Interesting comments from Isa Musa. anyway, I’ve thought a bit more and realized that if we can do whatever we want, regardless of our fellow human beings, and still be purified by Krishna/Jesus/ Whoever, then what would be the point of striving to do the right thing? What would be the point of seeking forgiveness for our sins? No, I do not rejoice over the purifying of the demons by the God-boar.

13 07 2020
Isa musa

Gosh it just came to me, do you think that Jesus was the Lord Varaha of our age? in the same connection as bring a gross material profanity back to spirituality as per the incident with the Money lenders and the whole against hypercritical prelates who practice but dont believe reducing religion, which should be transcendental adventure, into a purely worldly venture. Perhaps now with fading/ extinction of Christianity and islam in an overly materialistic world a new boar will arise or something.

Forgive me but i had a sudden inspiration and thought to share it.

13 07 2020
Isa musa

Firstly, I hope that holding one faith in your heart and one faith on your face doesn’t cause you any anguish. I am in a very similar situation right now and I know how much pain it can cause.

As for what follows…..

In Rene Guenon essay on Spiritual and temporal power, he mentions that the boar is the symbol of Spiritual power or spirituality it self nothing that Merlin and the druids are occasionally associated with boars.

I mention this because as I read your essay it struck me that the situation described could in fact be a metaphor.

“Hiranyaksha became all powerful and no one could stop him. Hiranyaksha had all of the gold extracted from the Earth (Bhu-devi)”

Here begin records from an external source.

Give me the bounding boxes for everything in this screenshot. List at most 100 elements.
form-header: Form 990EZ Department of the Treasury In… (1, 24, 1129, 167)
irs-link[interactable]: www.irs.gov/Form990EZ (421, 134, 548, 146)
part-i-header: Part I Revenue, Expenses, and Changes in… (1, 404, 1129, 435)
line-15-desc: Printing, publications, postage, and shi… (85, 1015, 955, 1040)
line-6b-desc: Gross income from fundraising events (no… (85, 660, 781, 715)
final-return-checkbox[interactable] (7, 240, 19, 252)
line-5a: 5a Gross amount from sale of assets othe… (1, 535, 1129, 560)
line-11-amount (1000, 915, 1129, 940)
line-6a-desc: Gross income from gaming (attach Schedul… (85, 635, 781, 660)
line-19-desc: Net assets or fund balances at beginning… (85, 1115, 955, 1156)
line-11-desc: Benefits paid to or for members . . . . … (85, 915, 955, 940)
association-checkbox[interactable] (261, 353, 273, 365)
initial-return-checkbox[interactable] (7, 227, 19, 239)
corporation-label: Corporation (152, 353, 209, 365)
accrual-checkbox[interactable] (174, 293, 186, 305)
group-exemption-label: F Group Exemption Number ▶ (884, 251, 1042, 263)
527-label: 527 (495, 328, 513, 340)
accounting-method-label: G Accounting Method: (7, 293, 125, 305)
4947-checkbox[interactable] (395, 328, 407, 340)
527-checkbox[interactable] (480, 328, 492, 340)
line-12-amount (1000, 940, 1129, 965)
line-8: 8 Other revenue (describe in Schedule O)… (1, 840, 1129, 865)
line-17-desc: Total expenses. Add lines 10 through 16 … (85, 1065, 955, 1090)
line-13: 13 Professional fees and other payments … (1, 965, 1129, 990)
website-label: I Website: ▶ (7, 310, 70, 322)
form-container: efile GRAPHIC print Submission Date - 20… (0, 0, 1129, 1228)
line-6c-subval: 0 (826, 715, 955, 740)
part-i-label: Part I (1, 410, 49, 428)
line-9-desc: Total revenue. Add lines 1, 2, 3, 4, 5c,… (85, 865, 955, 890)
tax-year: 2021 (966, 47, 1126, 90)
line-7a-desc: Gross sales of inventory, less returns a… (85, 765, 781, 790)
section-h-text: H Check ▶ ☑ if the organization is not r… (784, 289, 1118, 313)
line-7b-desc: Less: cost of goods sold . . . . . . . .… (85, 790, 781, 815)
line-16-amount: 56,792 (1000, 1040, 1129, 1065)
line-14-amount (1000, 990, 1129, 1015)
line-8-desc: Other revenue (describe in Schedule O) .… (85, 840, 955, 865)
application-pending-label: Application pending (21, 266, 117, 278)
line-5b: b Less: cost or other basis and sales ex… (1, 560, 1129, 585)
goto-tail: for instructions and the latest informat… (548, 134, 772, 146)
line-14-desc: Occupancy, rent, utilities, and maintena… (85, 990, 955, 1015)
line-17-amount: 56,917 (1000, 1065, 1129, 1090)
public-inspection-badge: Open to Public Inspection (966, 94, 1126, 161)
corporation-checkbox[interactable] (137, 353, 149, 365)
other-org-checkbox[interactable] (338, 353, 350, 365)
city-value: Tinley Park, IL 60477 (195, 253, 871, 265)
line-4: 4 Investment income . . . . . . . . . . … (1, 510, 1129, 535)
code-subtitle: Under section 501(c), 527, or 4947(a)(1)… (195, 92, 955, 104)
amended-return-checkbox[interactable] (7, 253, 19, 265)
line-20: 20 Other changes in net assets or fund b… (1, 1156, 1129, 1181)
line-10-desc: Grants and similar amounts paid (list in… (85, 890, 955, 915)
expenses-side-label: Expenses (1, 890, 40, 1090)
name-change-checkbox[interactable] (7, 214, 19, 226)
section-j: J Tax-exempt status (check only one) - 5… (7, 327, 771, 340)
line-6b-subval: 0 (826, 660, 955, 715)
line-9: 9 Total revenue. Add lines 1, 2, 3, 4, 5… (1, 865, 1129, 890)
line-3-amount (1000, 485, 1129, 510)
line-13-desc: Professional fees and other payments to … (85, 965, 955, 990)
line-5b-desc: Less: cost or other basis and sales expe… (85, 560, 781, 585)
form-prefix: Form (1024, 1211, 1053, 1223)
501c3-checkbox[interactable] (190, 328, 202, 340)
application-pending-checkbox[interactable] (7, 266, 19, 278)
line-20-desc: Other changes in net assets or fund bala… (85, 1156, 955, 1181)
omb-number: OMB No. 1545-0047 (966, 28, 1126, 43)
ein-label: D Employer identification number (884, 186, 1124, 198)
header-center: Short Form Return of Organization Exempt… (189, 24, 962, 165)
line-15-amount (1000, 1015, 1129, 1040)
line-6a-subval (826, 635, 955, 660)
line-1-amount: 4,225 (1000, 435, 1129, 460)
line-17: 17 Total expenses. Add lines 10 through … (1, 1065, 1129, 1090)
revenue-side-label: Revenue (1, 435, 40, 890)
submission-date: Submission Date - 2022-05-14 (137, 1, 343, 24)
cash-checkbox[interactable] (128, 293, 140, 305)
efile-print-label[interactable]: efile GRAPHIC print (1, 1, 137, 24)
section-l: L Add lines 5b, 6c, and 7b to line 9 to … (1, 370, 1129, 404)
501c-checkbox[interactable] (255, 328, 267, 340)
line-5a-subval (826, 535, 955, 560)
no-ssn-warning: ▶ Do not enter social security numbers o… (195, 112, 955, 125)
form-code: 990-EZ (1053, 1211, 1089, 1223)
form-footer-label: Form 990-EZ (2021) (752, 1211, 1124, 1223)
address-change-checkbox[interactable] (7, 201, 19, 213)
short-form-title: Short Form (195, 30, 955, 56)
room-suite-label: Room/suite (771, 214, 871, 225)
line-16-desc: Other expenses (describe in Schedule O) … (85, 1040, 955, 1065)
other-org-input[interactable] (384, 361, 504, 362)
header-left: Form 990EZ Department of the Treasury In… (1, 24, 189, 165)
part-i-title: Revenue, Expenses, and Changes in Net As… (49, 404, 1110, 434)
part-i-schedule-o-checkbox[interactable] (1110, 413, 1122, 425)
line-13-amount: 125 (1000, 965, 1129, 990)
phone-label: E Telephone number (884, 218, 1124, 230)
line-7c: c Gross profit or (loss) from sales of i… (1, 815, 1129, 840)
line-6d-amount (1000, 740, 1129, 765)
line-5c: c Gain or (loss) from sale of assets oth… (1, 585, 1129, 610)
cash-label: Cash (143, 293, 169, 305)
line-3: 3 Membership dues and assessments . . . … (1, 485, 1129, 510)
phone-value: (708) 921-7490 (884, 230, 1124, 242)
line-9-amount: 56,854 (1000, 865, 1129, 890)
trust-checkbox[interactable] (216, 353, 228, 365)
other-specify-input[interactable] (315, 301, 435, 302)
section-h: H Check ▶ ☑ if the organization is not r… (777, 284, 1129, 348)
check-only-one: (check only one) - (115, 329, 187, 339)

could mean total attachment to materiel world and seeking to become its master or to possses the means of acquiring more materiel( money/gold)

while “While thinking about the seriousness of the situation, a small boar about the size of the tip of one’s thumb appeared out of his nostril. The boar grew larger and larger, until it filled the entire sky. All realized then that this was Lord Narayana, the Supreme Personality of Godhead, coming in the form of a boar to save the Earth. The Transcendental Boar, Lord Varaha, then plunged to the bottom ocean and fished out the Earth, holding it in His tusks. He then gave battle to the demon Hiranyaksha and slew Him.” describes in fact how the world will be brought back to spirituality and cleansed off all its attachment to the world.

Which could be abstracted to a general principle of ” In every age the world weights on the hearts of men, the spirit will reign in the next”

12 07 2020
David Collins

“I hope you all feel the same way.” Nah. I’d rather see the demons get their just desserts. They’re demons, after all. To hell with them!